This week-long folk festival crams around 600 events into 7 days. Needless to say, when there's folk, there's real ale as well; I'll do a separate posting on the pubs and beer tomorrow.

This year, Folk Week coincided with the Whitby Regatta which took place over the first weekend and meant the town was filled to bursting with very diverse groups of people. The fireworks display on the east pier on Monday at the end of the regatta was quite spectacular.

My folk week included watching various kinds of traditional dance displays (the picture shows Jet Set Border Morris), some concerts, pub music sessions and singarounds, and the launch of the Lunchtime Legends CD, Daze, on Wednesday.

To those who think traditional dance consists only of bells & hankies, you couldn't be more wrong: clog, sword, Irish, Appalachian, North West, and rapper were just some of the styles I saw during the week. The Newcastle Kingsman impressed a lot of people with their humour as much as their skill: they're a young team of students and graduates dancing rapper, which is "... a fast traditional English dance [from] Northumberland and Durham involving five people connected by short, two-handled, flexible swords (called rappers) forming a chain. Without breaking this chain the dancers weave in and out of one another twisting the swords to form locks and breastplates, sometimes even jumping or somersaulting over the swords." So now you know.

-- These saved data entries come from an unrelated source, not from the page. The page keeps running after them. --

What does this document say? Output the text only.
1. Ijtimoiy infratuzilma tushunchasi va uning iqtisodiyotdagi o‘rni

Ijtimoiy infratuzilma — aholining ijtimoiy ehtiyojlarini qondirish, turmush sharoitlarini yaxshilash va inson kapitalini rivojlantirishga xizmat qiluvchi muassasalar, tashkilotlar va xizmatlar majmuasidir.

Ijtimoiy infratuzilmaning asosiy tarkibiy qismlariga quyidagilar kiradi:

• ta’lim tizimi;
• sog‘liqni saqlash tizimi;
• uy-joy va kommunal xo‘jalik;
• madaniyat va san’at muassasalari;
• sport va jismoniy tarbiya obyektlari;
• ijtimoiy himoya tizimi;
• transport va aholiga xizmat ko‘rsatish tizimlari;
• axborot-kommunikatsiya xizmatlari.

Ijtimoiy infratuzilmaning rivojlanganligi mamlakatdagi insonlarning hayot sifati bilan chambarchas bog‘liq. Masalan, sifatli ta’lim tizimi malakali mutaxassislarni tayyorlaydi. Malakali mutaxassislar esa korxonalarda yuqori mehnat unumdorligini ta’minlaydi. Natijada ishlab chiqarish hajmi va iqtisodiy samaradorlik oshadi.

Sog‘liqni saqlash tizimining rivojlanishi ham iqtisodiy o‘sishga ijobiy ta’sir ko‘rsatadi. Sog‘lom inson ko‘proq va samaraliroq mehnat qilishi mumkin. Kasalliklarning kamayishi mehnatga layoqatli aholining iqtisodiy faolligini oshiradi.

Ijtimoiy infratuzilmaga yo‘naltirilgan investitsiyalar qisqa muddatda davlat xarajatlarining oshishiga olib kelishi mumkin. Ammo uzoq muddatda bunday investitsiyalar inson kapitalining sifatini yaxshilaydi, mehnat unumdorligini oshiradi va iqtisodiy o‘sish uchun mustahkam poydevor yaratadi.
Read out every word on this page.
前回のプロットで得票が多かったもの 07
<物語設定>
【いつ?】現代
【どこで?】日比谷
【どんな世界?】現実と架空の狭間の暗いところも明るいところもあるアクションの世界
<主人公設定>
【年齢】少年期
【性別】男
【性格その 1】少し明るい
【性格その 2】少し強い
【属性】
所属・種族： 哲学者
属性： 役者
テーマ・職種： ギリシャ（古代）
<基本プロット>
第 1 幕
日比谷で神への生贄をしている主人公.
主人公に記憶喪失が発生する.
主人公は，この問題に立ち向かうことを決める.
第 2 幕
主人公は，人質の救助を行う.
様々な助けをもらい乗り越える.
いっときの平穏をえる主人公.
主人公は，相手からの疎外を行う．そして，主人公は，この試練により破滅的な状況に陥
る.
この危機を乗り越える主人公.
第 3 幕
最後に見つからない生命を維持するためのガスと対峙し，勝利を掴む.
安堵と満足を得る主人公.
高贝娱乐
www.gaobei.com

Performers I saw included: Bryony, a female trio singing intricate harmonies of mostly traditional material; Strawhead, a male trio who sing otherwise forgotten songs from the 16th to 19th centuries on a huge range of topics, often introduced by Greg Butler's humorous take on events in our history; Tich Frier, an endearing Scot with a great sense of humour, a fine singing voice and a great range of material from trad & Burns to modern songs; Kerr Fagan Harbron, a group of young singers and musicians who take their music from English, Irish, Australian and American traditions; plus too many others to list. Suffice to say I didn't see a bad performance all week.

Our CD launch filled out the Elsinore, a small pub on Flowergate, and was opened by festival guest, Jez Lowe, a great singer songwriter from the North East, who showed his rock & roll roots with a set including Get Back and House of the Rising Sun. We did 3 sets, ending with Hi Ho Silver Lining, which as ever raised the roof wonderfully. We also sold a few CDs.

Spontaneous pub sessions are a feature of folk week, and I particularly enjoyed an afternoon playing with other singers and musicians in the Elsinore, including a young man just up for the day whose guitar style was tremendous. The songs ranged from Steve Earle, Steely Dan, Al Stewart, Johnny Cash & others, to traditional songs and tunes.

Wednesday night is always rock & roll night with Shagpile, a group led by veteran folk singer Dave Burland that attracts a huge range of punters from some old hippies who can show everyone how to jive properly to young kids who make up their own rock & roll dances or just conga around the hall. Unmissable for many of us.

I didn't get to any of the many workshops and ceilidh dances that took place every day throughout the week, but they're there for those who want them. My folk week ended on Friday night listening to musicians in the Station Inn until closing time at 2 a.m. We had to be out of our flat by 10 a.m. on Saturday, and I made it ... just.